Derivatives of Exponential Functions II

Earlier I presented a proof of the fomula for the derivative of the exponential function $f(x)=a^x$, i.e., $f'(x_0)=\ln(a)\cdot a^{x_0}$. The natural logarithm $\ln(a)$ was taken to be defined as the antidrivative of the function $\frac{1}{a}$. Here I show a different approach, in which $\ln(x)$ is taken to be defined as the inverse of the natural exponential, $e^x$. This implies that $e^{\ln(a)}=a$. The power function can then be rewritten as \begin{align} f(x) &= a^x = e^{\ln(a)\cdot x}\,. \end{align} Using the chain rule, \begin{align} f'(x) &= \ln(a)\cdot e^{\ln(a)\cdot x} = \ln(a)\cdot a^{x}\,, \end{align} recovering the earlier formula.
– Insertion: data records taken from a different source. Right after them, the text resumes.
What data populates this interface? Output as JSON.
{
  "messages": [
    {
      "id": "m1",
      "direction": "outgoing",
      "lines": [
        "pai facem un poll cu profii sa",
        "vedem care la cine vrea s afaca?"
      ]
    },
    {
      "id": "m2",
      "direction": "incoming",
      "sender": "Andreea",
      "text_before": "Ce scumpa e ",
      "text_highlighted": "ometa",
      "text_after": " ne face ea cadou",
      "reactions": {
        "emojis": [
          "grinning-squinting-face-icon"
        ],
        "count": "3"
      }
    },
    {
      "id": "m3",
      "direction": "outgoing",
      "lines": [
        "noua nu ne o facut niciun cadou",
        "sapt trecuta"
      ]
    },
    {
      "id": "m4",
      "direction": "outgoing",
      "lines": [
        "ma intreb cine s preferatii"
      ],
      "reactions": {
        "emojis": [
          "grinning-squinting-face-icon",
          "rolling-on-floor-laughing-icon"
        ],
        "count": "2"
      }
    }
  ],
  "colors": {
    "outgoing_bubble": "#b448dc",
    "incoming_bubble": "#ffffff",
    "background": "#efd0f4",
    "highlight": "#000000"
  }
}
From this and the earlier proof of the same formula, it follows that the two definitions of $\ln(a)$ must be equivalent, i.e. the inverse function of the natural exponential function is an antiderivative to the function $\frac{1}{a}$: \begin{align} g(a) &= e^a \quad \Leftrightarrow \quad g^{-1}(a)=\int \frac{1}{a}\,\mathrm{d}a \equiv \ln(a)\,. \end{align}